Rahmetli annem sahur yemeğine hazırlık için çok erkenden kalkardı. Çünkü, bizim evde normal bir sahur yemeği hazırlanmazdı. Babam, biraz titiz olduğundan artık eski Osmanlı düzeni; börek, çörek, çorba, pilâv, hoşaf vs. ile zengin bir sahur sofrası hazırlanırdı. Yani, aç kalma idmanı yapılmayıp, ne kadar tok olma ihtimali varsa o kullanılır, ibadet bir nev'î sahur festivaline dönerdi. (Tabiî yıllar sonra biz Risâle-i Nurlarla müşerref olunca “oruçtaki yeme-içme hikmetini” de öğrenmemizle birlikte gençliğimizde, biraz benim isteğimle, sahur yemekleri kahvaltı-çay şekline dönmüş; hem herkes rahatlamış, hem de rahmetli anam bana “Senin sayende böyle oldu oğlum” diye duâ etmeye başlamıştı.)

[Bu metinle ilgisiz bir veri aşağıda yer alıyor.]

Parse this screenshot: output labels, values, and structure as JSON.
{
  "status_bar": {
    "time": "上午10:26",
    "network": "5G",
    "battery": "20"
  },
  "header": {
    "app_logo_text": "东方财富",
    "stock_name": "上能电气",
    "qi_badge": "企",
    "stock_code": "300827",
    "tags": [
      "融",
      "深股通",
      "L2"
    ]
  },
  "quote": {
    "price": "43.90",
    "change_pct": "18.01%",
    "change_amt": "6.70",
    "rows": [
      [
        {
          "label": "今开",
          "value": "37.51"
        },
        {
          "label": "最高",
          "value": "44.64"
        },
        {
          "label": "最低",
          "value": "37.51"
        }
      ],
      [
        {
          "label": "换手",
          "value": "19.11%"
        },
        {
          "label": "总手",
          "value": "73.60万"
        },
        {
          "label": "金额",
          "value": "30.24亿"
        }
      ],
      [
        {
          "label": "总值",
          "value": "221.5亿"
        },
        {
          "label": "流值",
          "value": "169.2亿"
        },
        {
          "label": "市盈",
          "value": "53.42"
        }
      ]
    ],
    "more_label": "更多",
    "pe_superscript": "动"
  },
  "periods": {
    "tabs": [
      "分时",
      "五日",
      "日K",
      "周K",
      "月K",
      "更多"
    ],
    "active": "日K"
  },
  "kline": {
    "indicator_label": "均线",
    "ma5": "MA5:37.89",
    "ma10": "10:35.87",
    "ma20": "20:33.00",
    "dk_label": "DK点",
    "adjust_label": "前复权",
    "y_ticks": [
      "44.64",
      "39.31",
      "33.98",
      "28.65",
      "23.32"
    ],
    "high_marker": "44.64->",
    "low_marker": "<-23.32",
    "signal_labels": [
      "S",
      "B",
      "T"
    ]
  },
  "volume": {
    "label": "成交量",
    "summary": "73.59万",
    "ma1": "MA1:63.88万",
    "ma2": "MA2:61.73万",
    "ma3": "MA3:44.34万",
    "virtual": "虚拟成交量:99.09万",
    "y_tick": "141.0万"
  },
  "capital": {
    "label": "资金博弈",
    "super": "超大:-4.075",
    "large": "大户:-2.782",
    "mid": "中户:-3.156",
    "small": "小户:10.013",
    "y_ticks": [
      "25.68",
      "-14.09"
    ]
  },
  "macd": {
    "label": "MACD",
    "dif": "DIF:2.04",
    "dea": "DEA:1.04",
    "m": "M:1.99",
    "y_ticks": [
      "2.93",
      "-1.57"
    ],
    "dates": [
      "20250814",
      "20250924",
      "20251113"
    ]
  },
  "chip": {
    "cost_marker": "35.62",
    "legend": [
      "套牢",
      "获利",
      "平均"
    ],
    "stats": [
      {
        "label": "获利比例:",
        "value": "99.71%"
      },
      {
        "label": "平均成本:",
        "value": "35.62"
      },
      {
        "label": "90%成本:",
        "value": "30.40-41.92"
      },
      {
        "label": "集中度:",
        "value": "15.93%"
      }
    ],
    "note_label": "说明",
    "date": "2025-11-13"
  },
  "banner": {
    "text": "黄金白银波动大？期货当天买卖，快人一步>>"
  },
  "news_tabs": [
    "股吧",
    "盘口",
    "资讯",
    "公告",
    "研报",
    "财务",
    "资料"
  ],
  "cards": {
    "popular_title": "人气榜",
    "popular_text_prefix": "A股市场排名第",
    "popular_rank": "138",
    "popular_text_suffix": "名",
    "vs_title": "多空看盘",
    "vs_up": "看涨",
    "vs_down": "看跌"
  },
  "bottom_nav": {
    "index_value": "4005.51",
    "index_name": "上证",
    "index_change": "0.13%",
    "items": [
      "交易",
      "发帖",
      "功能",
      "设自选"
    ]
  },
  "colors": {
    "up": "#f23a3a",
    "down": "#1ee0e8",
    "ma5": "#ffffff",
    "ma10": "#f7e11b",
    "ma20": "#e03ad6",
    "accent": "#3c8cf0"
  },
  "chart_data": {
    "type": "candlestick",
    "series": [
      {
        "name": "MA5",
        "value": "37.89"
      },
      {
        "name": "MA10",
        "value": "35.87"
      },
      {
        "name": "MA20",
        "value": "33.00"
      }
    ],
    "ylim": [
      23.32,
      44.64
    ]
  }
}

Ayrıca o zaman evlerimiz sobalı olduğundan, o kış Ramazanlarının gecelerinde, sahura kalkar kalkmaz, önce sobayı yakar, evi ısıtırdı. Sonra hazırlıklarını yapardı. Rahmetli annem bu işleri yaparken, bir taraftan da çocuklarının bakımları ile ilgilenirdi. Beş kardeştik, ikisi 3-4 ve 1-2 yaşlarında küçüktü.
Sahurda, bizim tenekeden davulun çalmasıyla herkes uyanır, babam yine Arap radyolarından Kur’ân yayınını açar, onu dinleyerek neş’eyle, sohbetle yemeğimizi yerdik. Diğer evlerin ışıkları da tek tek yanmaya başlardı. Hele komşu kadınların birbiriyle sahur muhabbeti de bir başka olurdu. Artık herkes yaptığı yemekten, bazıları kocasının huysuzluğundan, her şeyi beğenmediğinden bahseder (sanki mübarek adamlar ziyafete dâvetli gibiler), kimi de sahura kalkamadıkları günleri anlatırdı. Daha sonra hane halkı, müsaade isteyip evine çekilirdi.
Yemekler yendikten sonra, babam bizlere oruca niyetlenmeyi öğretir, sonra da biz yatardık. Babam biraz Kur’ân okur, annem sofrayı toplar, sabah namazını da kılarak yatarlardı.